There are 11 tax breaks that each cost the state at least $1 billion. Here are those 11 and the estimated amount for 2007-08:

• Home mortgage interest deduction: $5.3 billion • Exclusion of employer pension contributions: $4.7 billion • Exclusion of capital gains on sale of principal residence: $3.6 billion • Exclusion of employer contributions to health plans: $3.4 billion • Basis step-up on inherited property: $3.1 billion • Exclusion of Social Security benefits: $1.7 billion • Charitable contributions deduction: $1.5 billion • Exclusion of benefits provided under cafeteria plans: $1.3 billion • Real estate deduction: $1.3 billion • Exclusion of investment income on life insurance and annuity contracts: $1.2 billion • Dependent exemption in excess of personal exemption credit: $1.1 billion Source: California Legislative Analyst’s Office

We have all heard or read that the governor pledged not to raise taxes. Let’s see what actions he takes to eliminate the deficit AND provide health care for millions of the uninsured on the backs of business and hospitals who will simply pass those increased costs to us, the consumers.

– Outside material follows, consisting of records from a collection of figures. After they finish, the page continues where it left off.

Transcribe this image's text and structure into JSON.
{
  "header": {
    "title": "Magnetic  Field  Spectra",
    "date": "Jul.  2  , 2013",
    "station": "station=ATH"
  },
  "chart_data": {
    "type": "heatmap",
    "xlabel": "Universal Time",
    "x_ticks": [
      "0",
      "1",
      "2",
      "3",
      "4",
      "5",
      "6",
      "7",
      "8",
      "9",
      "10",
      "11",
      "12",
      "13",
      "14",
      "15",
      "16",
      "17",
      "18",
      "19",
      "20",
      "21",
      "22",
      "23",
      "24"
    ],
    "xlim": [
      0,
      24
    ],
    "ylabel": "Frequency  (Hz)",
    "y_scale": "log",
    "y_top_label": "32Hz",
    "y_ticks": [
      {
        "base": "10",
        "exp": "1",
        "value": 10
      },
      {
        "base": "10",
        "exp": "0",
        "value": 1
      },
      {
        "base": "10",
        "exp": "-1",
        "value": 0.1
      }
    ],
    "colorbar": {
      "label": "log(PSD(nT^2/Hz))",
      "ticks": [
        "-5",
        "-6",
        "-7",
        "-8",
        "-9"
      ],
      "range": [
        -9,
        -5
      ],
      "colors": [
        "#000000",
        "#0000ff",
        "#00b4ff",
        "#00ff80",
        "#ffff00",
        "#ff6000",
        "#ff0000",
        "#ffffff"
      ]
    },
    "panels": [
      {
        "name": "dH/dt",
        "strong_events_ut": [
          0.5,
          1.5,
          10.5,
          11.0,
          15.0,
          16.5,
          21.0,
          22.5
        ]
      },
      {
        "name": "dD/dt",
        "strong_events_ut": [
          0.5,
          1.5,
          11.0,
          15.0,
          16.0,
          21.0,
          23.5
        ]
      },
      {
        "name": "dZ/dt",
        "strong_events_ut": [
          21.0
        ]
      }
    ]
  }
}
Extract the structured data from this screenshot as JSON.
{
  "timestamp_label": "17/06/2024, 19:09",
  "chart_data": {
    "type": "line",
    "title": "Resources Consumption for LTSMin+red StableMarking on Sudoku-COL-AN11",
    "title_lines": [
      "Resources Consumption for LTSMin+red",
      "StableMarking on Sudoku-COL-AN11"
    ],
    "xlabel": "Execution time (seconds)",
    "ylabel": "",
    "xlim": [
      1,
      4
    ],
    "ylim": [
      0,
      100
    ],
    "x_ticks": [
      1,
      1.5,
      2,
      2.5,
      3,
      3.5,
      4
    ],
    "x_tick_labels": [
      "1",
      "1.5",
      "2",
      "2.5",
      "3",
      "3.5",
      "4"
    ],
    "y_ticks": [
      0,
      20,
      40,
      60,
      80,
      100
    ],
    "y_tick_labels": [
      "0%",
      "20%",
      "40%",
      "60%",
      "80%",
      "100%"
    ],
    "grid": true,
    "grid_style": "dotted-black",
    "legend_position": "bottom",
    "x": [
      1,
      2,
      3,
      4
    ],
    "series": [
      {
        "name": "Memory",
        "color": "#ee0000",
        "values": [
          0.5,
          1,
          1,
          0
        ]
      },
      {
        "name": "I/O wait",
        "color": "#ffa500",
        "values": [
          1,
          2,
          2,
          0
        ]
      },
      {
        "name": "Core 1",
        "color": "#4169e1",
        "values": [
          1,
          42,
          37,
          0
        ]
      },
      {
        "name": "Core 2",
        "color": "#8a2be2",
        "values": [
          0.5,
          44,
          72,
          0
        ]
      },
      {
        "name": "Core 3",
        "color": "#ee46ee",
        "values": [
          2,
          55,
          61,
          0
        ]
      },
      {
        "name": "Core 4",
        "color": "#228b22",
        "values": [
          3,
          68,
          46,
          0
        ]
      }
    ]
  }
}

Juice readers. As to this trial balloon, and it may be closer to reality than I care to admit, which, if any, of these 11 choices are you willing to relinquish?

Being retired, where several of the above listed tax loopholes do not apply to my family, I would still oppose Ms Hill’s selection.

I am surprised that she did not include releasing 22,159 prisoners as Arnold recently proposed. My sense is that this idea was not included as it would only save us $800 million per year. As such it fails to qualify for the minimum billion dollar reduction plan.

Was that a scare tactic? Raise taxes or let criminals back on our streets!

Don’t say we weren’t warned. It was John Moorlach who in 1994 pegged the OC bankruptcy and more recently Senator Tom McClintock who sounded the alarm about our runaway spending while most legislators closed their ears and went back to bed.